I have updated the Bike Sharing notebook and will push soon.

wgifford commented 1 month ago

I found a few suspiciously similar datasets here: https://huggingface.co/datasets/vitaliy-sharandin/energy-consumption-weather-hourly-spain https://huggingface.co/datasets/vitaliy-sharandin/energy-consumption-hourly-spain

Tomorrow I will check if they are consistent with the original ones.

I checked and the above datasets are identical to the original ones from Kaggle. @adampingel are we comfortable using these instead? One obvious risk is that vitaliy-sharandin may choose to remove these at some point, breaking the recipe.

rawkintrevo commented 1 month ago

Works for me if works for @adampingel

wgifford commented 1 month ago

@rawkintrevo In the meantime -- this notebook should be clean enough (I think) for your automated test: https://github.com/ibm-granite-community/granite-timeseries-cookbook/blob/main/recipes/Time_Series/Bike_Sharing_Finetuning_with_Exogenous.ipynb

wgifford commented 1 month ago

Works for me if works for @adampingel

Also -- since the original data is CC0, I don't know why we couldn't host our own copy in the IBM and/or IBM-Granite org on HF. It would make sense to run it by legal first, though.

rawkintrevo commented 1 month ago

I agree, but I know everyone gets real persnickety about it, and it's above my pay grade.

rawkintrevo commented 1 month ago

@wgifford your notebook looks good, can you open a PR or how can we update to that?

adampingel commented 1 month ago

@wgifford @rawkintrevo That's great. Yes, let's move forward with switching the notebook to use the dataset as hosted in HF.

Acknowledged that there is some risk that it will be un-published. We can continue to think about that after we make this change. And we will always have the previous version in our commit history if we need to roll back.

The test are only running when the notebook changes, so we won't get immediate notification if the data goes away, but that's an issue we should solve generally for all cookbooks in a separate effort.

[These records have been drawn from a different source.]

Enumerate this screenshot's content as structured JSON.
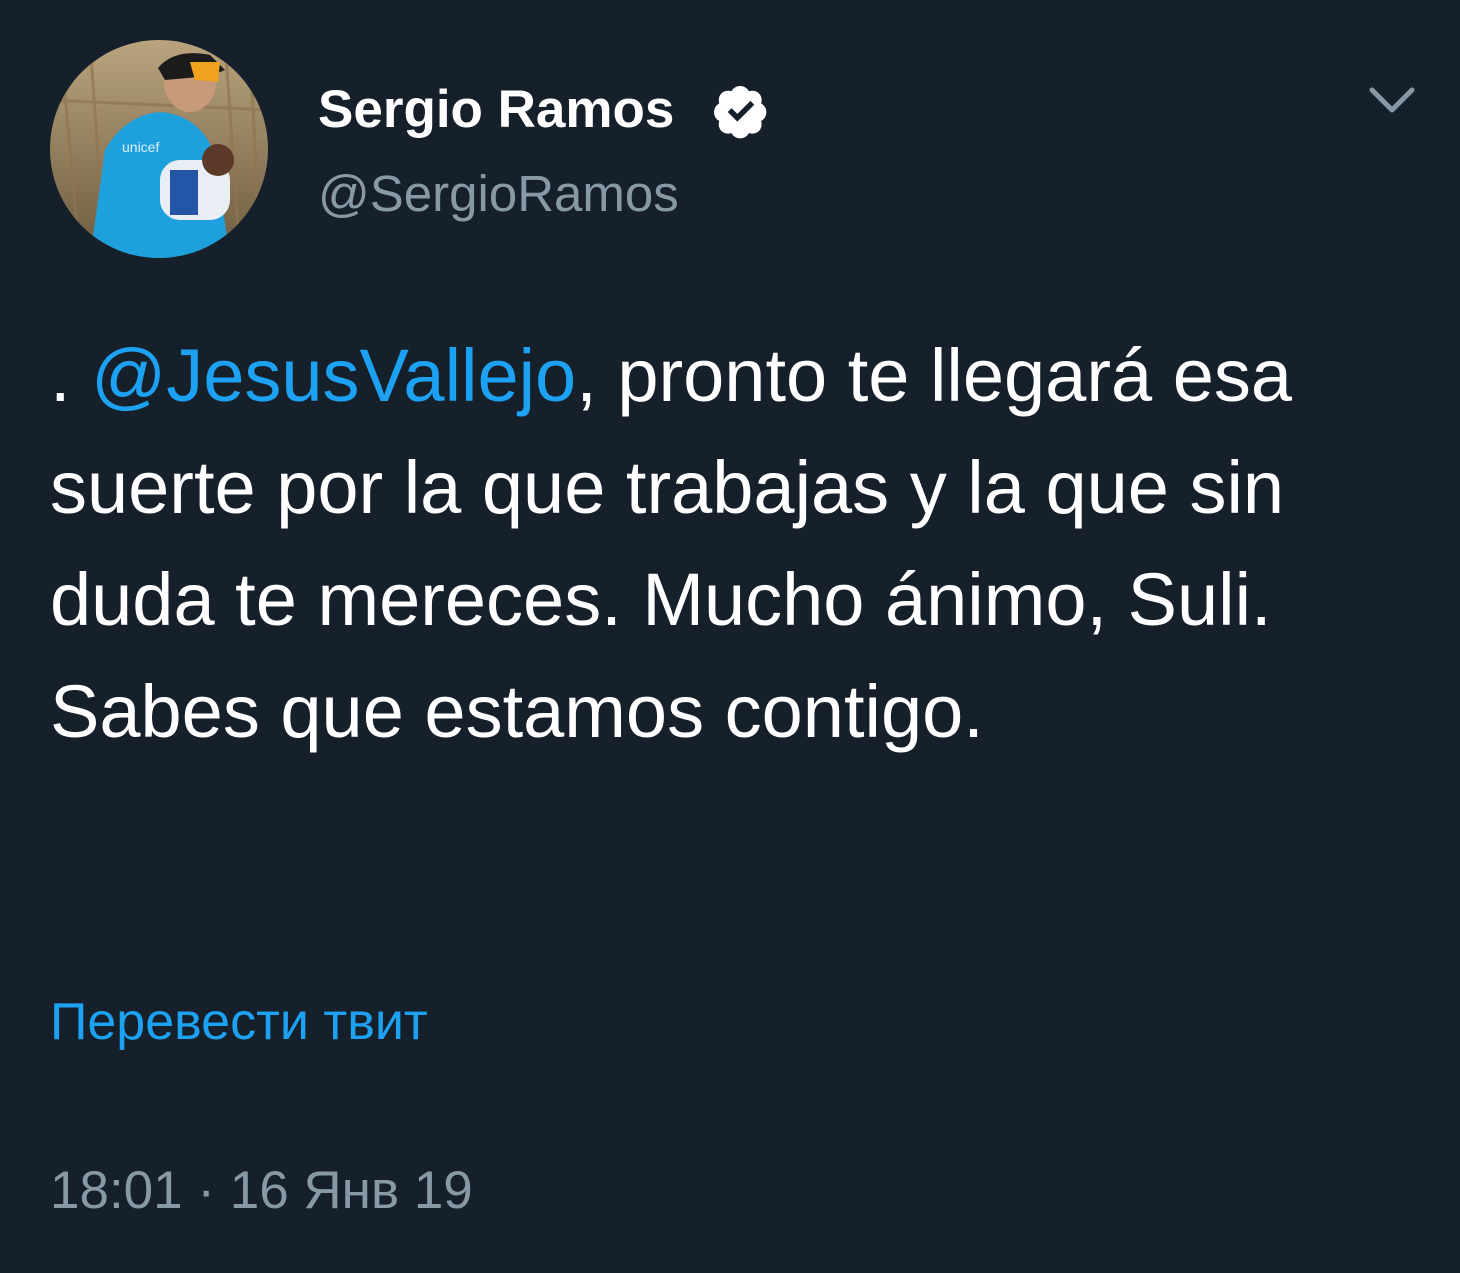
{
  "author": {
    "display_name": "Sergio Ramos",
    "verified": true,
    "handle": "@SergioRamos",
    "avatar_icon": "profile-photo"
  },
  "tweet": {
    "prefix": ". ",
    "mention": "@JesusVallejo",
    "text": ", pronto te llegará esa suerte por la que trabajas y la que sin duda te mereces. Mucho ánimo, Suli. Sabes que estamos contigo."
  },
  "translate_label": "Перевести твит",
  "timestamp": "18:01 · 16 Янв 19",
  "colors": {
    "background": "#15202b",
    "text": "#ffffff",
    "secondary": "#8899a6",
    "accent": "#1da1f2"
  },
  "icons": {
    "verified": "verified-badge-icon",
    "menu": "chevron-down-icon"
  }
}
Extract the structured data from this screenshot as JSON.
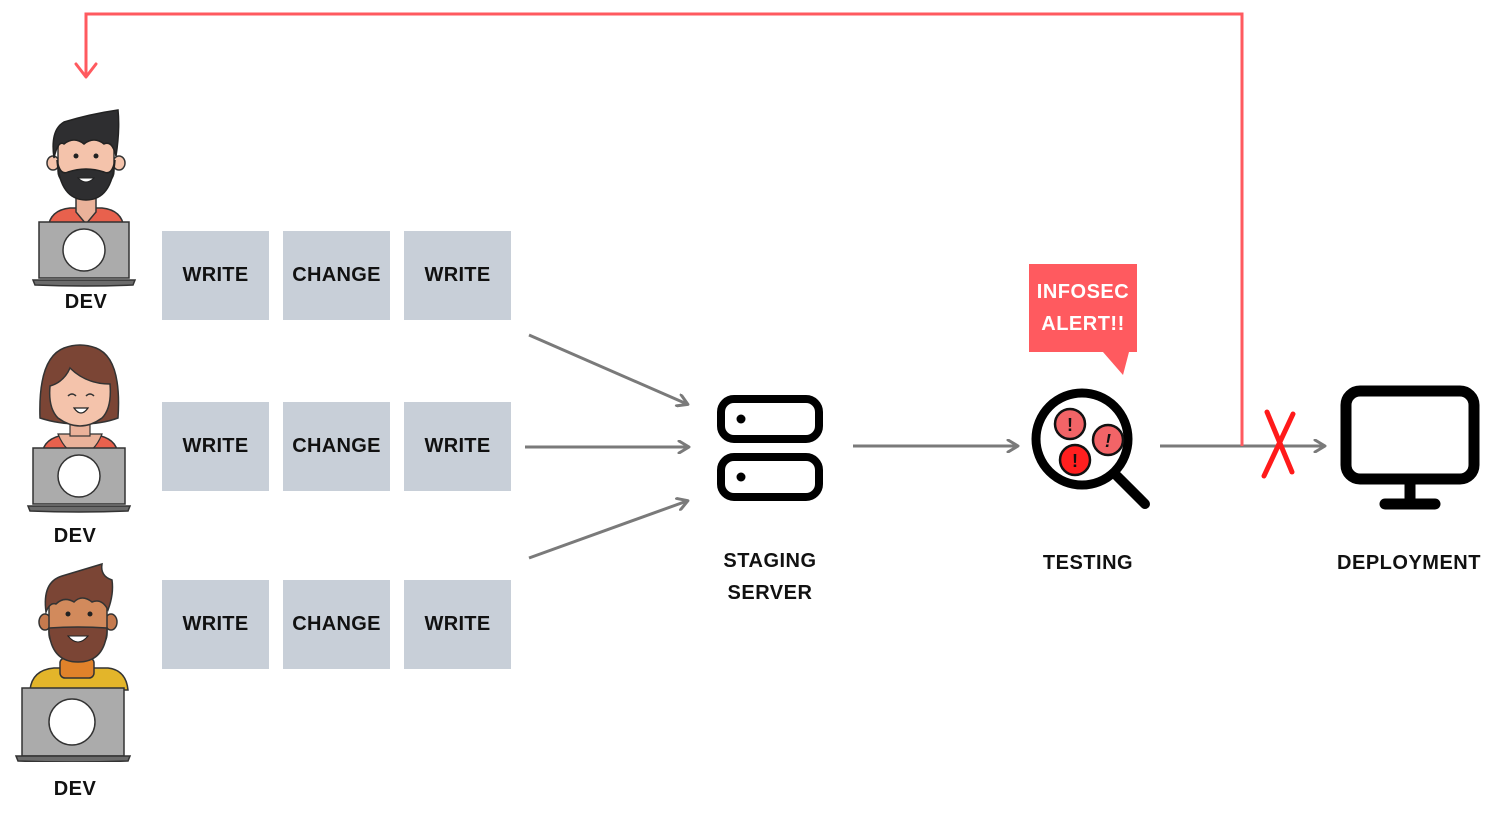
{
  "diagram": {
    "title": "",
    "developers": [
      {
        "label": "DEV",
        "avatar": "bearded-man-dark-hair",
        "shirt_color": "#e8614d",
        "tasks": [
          "WRITE",
          "CHANGE",
          "WRITE"
        ]
      },
      {
        "label": "DEV",
        "avatar": "woman-brown-hair",
        "shirt_color": "#e8614d",
        "tasks": [
          "WRITE",
          "CHANGE",
          "WRITE"
        ]
      },
      {
        "label": "DEV",
        "avatar": "bearded-man-brown-hair",
        "shirt_color": "#e3b52a",
        "tasks": [
          "WRITE",
          "CHANGE",
          "WRITE"
        ]
      }
    ],
    "stages": {
      "staging": {
        "line1": "STAGING",
        "line2": "SERVER",
        "icon": "server-icon"
      },
      "testing": {
        "label": "TESTING",
        "icon": "magnifier-alert-icon"
      },
      "deployment": {
        "label": "DEPLOYMENT",
        "icon": "monitor-icon"
      }
    },
    "alert": {
      "line1": "INFOSEC",
      "line2": "ALERT!!"
    },
    "feedback_loop": {
      "from": "testing",
      "to": "developers",
      "blocked_target": "deployment"
    },
    "colors": {
      "task_block": "#c8cfd8",
      "arrow": "#7a7a7a",
      "feedback": "#ff5a5f",
      "blocked_x": "#ff1a1a",
      "alert_bubble": "#ff5a5f",
      "alert_dot_light": "#f26467",
      "alert_dot_dark": "#ff1f1f"
    }
  }
}
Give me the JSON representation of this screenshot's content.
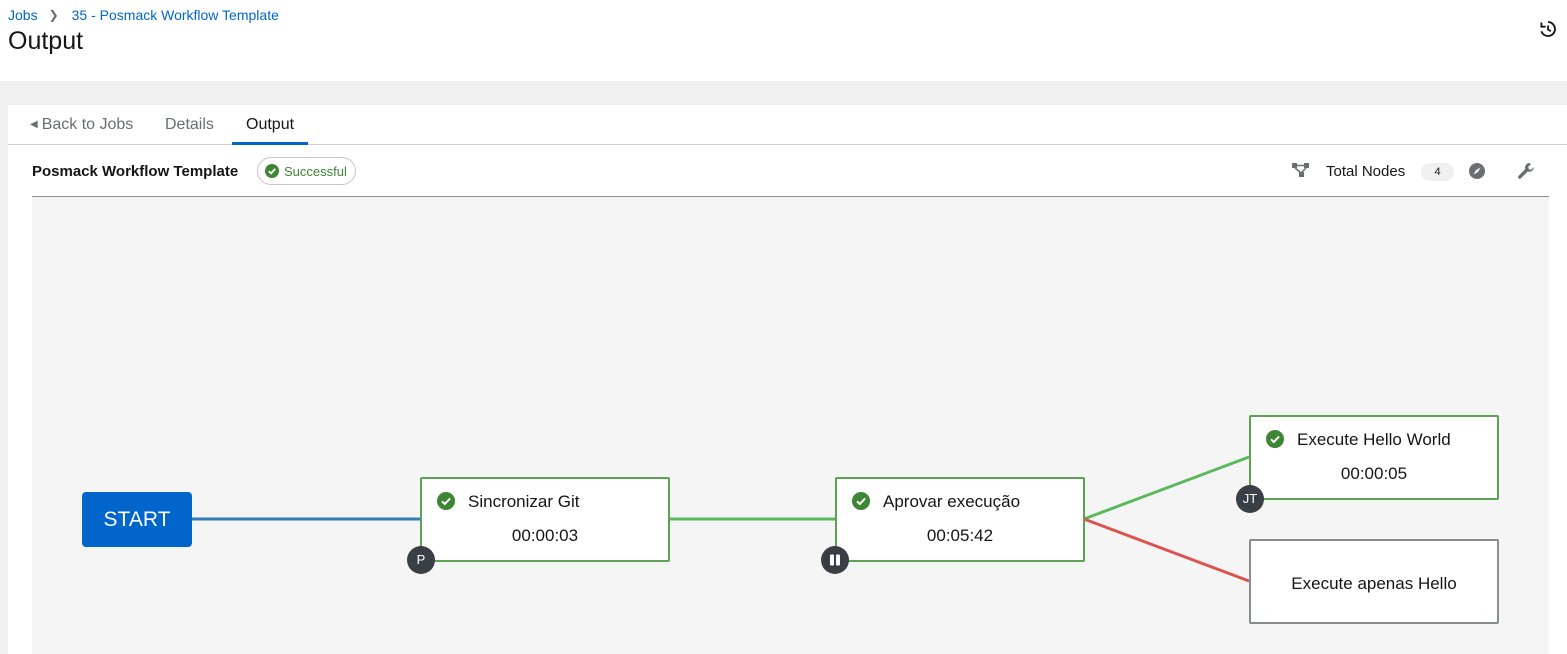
{
  "breadcrumb": {
    "root": "Jobs",
    "current": "35 - Posmack Workflow Template"
  },
  "page": {
    "title": "Output"
  },
  "tabs": [
    {
      "label": "Back to Jobs"
    },
    {
      "label": "Details"
    },
    {
      "label": "Output"
    }
  ],
  "toolbar": {
    "workflow_name": "Posmack Workflow Template",
    "status": "Successful",
    "total_nodes_label": "Total Nodes",
    "total_nodes_count": "4"
  },
  "graph": {
    "start_label": "START",
    "nodes": [
      {
        "title": "Sincronizar Git",
        "time": "00:00:03",
        "type_badge": "P",
        "status": "successful"
      },
      {
        "title": "Aprovar execução",
        "time": "00:05:42",
        "type_badge": "pause",
        "status": "successful"
      },
      {
        "title": "Execute Hello World",
        "time": "00:00:05",
        "type_badge": "JT",
        "status": "successful"
      },
      {
        "title": "Execute apenas Hello",
        "time": "",
        "type_badge": "",
        "status": "not-run"
      }
    ],
    "link_colors": {
      "always": "#337ab7",
      "success": "#5cb85c",
      "failure": "#d9534f"
    }
  },
  "colors": {
    "accent": "#0066cc",
    "success": "#3e8635",
    "node_success_border": "#5ba352"
  }
}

wgifford commented 1 month ago

@rawkintrevo I more or less have updated versions of all 4 notebooks that I can push shortly (or have already merged). These would all be using easily accessible datasets. 3 are using the HF datasets above and 1 is using the UCI dataset.

This one is already updated and merged in main: https://github.com/ibm-granite-community/granite-timeseries-cookbook/blob/main/recipes/Time_Series/Bike_Sharing_Finetuning_with_Exogenous.ipynb

wgifford commented 1 month ago

Two remaining notebooks to merged are fixed in this PR: https://github.com/ibm-granite-community/granite-timeseries-cookbook/pull/19

@rawkintrevo @fayvor Do one of you want to review?

wgifford commented 1 month ago

Closing because I believe this has been resolved. Please re-open if you see some issue.